There were also accusations by the Co-Recsters that DC 101 was employing a ringer when former Washington Redskin Ricky Ervins participated. Ervins, who played for the Redskins from 1991-94, was on hand as a team representative and to sign autographs and present the championship trophies.

GW Director of Recreational Sports and Fitness Services Aubrey Jones said the program was an improved version of the intramural flag football program that has been held at GW in years past.

The bash featured sponsor tents for companies such as AT&T and DC 101.

The Redskins home stadium, FedEx Field. was originally planned as the site for the championships, but Jones said officials were afraid the playing surface would be damaged.

Senior Brett Kaplan, the program’s student coordinator, said he was still pleased with the championships at Mt.
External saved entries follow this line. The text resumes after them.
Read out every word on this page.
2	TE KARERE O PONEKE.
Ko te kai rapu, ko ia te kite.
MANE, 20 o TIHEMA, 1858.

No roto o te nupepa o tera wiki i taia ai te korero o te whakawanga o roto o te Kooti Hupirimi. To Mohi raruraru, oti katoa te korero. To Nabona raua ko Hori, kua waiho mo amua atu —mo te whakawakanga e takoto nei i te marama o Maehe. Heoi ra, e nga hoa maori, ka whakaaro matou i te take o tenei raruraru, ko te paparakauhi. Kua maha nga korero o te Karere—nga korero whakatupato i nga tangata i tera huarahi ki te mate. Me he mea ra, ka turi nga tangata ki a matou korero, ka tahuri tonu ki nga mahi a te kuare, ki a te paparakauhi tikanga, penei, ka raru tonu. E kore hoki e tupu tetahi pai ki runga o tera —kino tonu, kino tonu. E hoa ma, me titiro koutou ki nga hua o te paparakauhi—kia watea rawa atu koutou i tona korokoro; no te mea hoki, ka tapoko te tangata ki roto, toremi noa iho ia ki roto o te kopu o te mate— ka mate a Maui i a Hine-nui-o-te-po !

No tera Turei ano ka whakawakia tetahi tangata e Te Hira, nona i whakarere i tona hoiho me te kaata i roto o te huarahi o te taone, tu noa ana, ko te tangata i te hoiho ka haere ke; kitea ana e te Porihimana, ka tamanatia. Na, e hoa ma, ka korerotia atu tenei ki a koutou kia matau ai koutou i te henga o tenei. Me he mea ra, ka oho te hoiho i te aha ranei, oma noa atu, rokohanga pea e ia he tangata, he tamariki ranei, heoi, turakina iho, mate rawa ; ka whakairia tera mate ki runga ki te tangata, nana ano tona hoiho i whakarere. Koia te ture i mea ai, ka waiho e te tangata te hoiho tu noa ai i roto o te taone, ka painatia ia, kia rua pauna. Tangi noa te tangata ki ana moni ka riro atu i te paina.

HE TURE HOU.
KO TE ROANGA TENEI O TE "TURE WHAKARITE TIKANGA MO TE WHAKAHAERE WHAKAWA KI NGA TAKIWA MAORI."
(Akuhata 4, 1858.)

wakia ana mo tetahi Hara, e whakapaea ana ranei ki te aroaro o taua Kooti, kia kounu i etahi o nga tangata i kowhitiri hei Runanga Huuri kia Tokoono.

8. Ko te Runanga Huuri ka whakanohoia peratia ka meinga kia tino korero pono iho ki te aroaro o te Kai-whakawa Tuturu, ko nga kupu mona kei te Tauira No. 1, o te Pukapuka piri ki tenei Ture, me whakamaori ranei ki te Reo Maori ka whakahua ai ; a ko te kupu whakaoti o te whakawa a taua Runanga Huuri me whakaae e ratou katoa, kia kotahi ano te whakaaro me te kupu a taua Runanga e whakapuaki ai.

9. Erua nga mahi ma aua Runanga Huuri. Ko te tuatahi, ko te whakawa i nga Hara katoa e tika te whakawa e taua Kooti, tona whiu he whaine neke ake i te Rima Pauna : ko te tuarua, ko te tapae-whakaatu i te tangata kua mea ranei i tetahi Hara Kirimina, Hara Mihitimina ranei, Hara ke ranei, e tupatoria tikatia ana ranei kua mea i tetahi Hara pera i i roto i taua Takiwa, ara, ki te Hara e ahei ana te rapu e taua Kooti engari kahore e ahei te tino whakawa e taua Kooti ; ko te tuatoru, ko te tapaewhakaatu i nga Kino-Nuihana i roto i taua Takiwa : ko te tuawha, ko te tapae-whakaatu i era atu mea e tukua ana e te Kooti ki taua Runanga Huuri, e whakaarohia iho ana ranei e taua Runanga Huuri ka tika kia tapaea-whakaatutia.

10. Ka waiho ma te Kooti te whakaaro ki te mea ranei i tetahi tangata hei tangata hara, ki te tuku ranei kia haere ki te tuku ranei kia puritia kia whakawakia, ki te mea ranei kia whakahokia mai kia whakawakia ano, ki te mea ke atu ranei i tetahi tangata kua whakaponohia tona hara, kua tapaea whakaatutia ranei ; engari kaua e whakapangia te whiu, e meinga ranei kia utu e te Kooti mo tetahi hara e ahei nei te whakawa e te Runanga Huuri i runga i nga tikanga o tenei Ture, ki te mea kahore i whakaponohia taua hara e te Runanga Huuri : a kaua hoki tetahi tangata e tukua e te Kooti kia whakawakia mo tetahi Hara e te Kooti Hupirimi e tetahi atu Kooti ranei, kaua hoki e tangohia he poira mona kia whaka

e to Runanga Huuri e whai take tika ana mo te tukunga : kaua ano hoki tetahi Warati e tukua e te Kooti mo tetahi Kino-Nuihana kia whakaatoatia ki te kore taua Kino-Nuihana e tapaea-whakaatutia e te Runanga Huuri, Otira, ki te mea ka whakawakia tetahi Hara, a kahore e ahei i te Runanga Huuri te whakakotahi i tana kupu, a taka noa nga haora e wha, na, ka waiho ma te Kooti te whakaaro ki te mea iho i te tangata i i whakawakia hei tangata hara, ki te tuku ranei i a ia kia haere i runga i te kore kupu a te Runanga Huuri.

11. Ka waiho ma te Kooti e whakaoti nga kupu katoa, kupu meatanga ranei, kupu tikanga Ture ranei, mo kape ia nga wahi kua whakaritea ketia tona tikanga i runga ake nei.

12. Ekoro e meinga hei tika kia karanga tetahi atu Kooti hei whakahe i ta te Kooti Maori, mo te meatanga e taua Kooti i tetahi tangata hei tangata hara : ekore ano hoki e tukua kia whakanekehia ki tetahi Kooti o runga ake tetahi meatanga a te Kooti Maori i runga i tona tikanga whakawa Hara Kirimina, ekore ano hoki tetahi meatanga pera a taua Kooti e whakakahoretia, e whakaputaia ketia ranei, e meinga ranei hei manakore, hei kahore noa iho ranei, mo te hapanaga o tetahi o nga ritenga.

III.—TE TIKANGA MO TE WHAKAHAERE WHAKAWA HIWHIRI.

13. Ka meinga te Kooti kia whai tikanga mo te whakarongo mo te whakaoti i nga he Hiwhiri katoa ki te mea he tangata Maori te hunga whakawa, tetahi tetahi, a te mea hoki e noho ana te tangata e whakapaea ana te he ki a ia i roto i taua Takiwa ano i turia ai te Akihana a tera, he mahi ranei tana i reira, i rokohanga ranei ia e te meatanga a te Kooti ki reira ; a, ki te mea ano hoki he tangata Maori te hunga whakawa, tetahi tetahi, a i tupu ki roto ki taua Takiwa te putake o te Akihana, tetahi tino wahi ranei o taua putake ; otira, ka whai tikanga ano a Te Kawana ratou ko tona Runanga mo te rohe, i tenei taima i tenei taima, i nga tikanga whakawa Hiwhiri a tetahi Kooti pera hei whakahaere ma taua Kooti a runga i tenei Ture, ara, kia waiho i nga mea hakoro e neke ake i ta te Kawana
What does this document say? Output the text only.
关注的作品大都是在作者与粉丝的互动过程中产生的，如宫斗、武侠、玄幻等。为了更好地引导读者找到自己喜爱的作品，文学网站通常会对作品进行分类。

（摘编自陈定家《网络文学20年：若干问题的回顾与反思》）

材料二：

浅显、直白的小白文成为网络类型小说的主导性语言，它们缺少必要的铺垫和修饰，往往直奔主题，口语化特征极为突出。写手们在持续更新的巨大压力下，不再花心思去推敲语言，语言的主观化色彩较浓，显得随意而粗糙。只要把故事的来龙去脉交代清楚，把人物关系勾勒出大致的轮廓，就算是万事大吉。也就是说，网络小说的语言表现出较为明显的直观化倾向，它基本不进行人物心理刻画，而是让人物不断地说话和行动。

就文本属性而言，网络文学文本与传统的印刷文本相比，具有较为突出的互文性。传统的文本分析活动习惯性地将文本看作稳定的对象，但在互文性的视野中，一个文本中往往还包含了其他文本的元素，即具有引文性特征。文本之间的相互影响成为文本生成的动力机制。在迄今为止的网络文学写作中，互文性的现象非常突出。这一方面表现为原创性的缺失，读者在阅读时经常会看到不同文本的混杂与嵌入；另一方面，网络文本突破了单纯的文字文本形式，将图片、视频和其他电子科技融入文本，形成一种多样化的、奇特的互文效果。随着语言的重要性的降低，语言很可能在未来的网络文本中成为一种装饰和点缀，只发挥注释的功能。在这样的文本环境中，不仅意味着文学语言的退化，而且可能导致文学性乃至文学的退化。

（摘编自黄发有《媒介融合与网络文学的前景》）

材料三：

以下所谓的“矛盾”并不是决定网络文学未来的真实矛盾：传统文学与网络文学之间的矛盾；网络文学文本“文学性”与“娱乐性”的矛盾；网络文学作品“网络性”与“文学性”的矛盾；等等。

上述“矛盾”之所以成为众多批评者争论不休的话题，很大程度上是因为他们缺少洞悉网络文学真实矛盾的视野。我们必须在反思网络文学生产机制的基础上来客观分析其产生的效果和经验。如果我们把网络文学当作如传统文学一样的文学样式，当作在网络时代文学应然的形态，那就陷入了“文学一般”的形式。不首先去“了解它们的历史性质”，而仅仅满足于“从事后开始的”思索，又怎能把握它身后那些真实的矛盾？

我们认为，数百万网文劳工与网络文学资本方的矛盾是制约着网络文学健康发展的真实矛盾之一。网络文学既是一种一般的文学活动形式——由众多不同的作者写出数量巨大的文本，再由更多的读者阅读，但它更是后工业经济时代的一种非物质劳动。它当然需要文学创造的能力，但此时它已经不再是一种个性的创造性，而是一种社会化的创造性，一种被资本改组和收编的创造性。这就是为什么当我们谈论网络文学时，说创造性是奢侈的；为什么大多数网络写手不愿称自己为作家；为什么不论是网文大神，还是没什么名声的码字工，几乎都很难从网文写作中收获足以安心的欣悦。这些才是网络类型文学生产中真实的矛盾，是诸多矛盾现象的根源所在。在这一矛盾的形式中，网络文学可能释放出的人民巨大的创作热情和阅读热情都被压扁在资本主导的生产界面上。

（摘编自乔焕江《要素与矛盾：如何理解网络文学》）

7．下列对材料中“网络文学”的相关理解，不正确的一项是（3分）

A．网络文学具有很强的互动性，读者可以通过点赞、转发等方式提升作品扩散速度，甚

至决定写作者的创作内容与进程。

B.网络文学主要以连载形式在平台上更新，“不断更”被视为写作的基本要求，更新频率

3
Vernon.

“The last three weeks, the normal fields (on Constitution Avenue and 23rd Street) were covered with mud,” he said. “This is much nicer.”

Jones said he was pleased with the bash overall but that he would have liked a bigger turnout from GW students. Besides participants, there were few people in attendance, and boxes of free giveaways sat idle.

Despite the low student turnout, a marketing representative for the firm that conducted the program for the NFL, who asked not to be named, said Saturday’s events went well.

“It’s the first year, so we didn’t know what to expect, but everything’s been really good so far,” she said.